I want to pass only myVec[].U for all myVec's to a function.

Pass a pair of iterators to the function:

struct pick_U : std::unary_function<myStruct&, float&> {
    float &operator()(myStruct &ms) const { return ms.U; }
};

your_function(
    boost::make_transform_iterator(myVec.begin(), pick_U()),
    boost::make_transform_iterator(myVec.end(), pick_U()),
    ... other args ...
};

Then your_function can iterate over the floats.

Since an array of floats requires contiguous storage, and your vector myVec does not store the U s contiguously, you need to make a copy:

std::vector<float> uv;
uv.reserve(myVec.size());

for (auto const & s : myVec) { uv.push_back(s.U); }

// now use uv.data() if your callee needs a float*

On older compilers you have to say:

for (std::vector<myStruct>::const_iterator it = myVec.begin(), end = myVec.end(); it != end; ++it)
    uv.push_back(it->U);

You may also have to say &uv[0] instead of uv.data() to get a raw pointer to the array.

Two options:


First option: Redesign so that instead of

struct myStruct 
{

    // there are other members as well
    float U, V, W;
}

std::vector <myStruct> myVec;

You have

struct myStructs {

    // there are other members as well
    std::vector<float> Us, Vs, Ws;
}

myStructs allOfMyStructs;

Then you can simply pass the Us vector. (This is also known as data oriented programming)

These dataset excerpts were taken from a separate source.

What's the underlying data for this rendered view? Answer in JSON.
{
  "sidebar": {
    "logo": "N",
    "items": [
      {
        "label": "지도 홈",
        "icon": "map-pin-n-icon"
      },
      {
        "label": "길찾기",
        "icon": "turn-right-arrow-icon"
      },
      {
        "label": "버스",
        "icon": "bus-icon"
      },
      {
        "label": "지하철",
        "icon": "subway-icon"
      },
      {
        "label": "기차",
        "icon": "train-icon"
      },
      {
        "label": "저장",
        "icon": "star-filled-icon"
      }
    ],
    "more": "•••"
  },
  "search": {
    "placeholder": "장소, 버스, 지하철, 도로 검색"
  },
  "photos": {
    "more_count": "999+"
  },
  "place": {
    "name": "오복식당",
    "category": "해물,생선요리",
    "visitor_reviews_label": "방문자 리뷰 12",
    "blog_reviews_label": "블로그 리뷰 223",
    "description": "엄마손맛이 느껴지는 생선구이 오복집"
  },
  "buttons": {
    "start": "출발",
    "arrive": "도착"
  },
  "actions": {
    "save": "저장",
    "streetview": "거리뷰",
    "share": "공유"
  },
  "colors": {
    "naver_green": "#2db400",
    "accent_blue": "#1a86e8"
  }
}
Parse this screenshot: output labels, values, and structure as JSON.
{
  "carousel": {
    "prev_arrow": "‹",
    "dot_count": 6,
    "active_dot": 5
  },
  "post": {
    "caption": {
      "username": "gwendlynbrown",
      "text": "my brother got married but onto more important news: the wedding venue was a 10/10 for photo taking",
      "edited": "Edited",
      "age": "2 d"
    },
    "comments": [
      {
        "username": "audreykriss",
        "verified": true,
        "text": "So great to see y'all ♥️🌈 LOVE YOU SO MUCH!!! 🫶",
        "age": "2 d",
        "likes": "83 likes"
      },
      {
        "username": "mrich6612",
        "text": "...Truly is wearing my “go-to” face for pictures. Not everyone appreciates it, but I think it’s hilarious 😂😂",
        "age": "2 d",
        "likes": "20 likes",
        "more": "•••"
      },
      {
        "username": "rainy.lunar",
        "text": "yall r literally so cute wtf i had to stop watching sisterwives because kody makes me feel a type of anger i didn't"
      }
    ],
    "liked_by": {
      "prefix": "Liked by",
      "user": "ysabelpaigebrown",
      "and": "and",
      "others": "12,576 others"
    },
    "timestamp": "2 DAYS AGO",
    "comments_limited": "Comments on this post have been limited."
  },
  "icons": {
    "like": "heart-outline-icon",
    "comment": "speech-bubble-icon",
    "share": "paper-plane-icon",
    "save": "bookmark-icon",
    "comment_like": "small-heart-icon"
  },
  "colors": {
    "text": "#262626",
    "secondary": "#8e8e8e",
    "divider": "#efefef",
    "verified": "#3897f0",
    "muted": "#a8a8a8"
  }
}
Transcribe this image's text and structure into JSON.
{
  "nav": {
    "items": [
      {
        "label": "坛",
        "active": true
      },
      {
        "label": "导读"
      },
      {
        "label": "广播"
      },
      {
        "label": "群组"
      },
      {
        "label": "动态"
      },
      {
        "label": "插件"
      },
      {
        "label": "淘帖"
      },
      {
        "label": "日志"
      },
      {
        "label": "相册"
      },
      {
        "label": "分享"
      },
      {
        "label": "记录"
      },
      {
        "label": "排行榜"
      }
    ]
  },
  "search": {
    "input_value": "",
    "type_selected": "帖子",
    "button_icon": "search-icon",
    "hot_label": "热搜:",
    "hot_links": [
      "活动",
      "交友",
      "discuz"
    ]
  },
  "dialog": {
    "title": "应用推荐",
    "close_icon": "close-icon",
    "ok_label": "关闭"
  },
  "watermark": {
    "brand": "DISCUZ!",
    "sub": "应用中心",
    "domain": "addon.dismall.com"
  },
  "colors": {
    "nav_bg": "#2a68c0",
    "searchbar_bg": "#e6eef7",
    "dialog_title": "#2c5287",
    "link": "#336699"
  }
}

Second option: copy all of the U elements into one vector.

std::vector<float> Us;
for (auto iter = myVec.begin(); iter != myVec.end(); iter++)
   Us.push_back(iter->U);

Then you simply pass the Us vector.

Judging by your code example and your explanation, you want something like this:

#include <iostream>
#include <vector>
using namespace std;

struct myStruct {
    float u;
};

void foo(float& f) {
    f = 44.1;
}

int main() {
    vector<myStruct> myVec(5, myStruct());
    for (auto& i : myVec) {
        foo(i.u);
    }
    for (const auto& i : myVec) {
        cout << i.u << endl;
    }
}

// g++ -Wall -Wextra test.cc -o test -O3 -s -std=c++0x

for example.

As in, all you wanted to know how to do is how to pass myVec[n].U to a function.

But, looking at your comments and other posts, I'm not sure.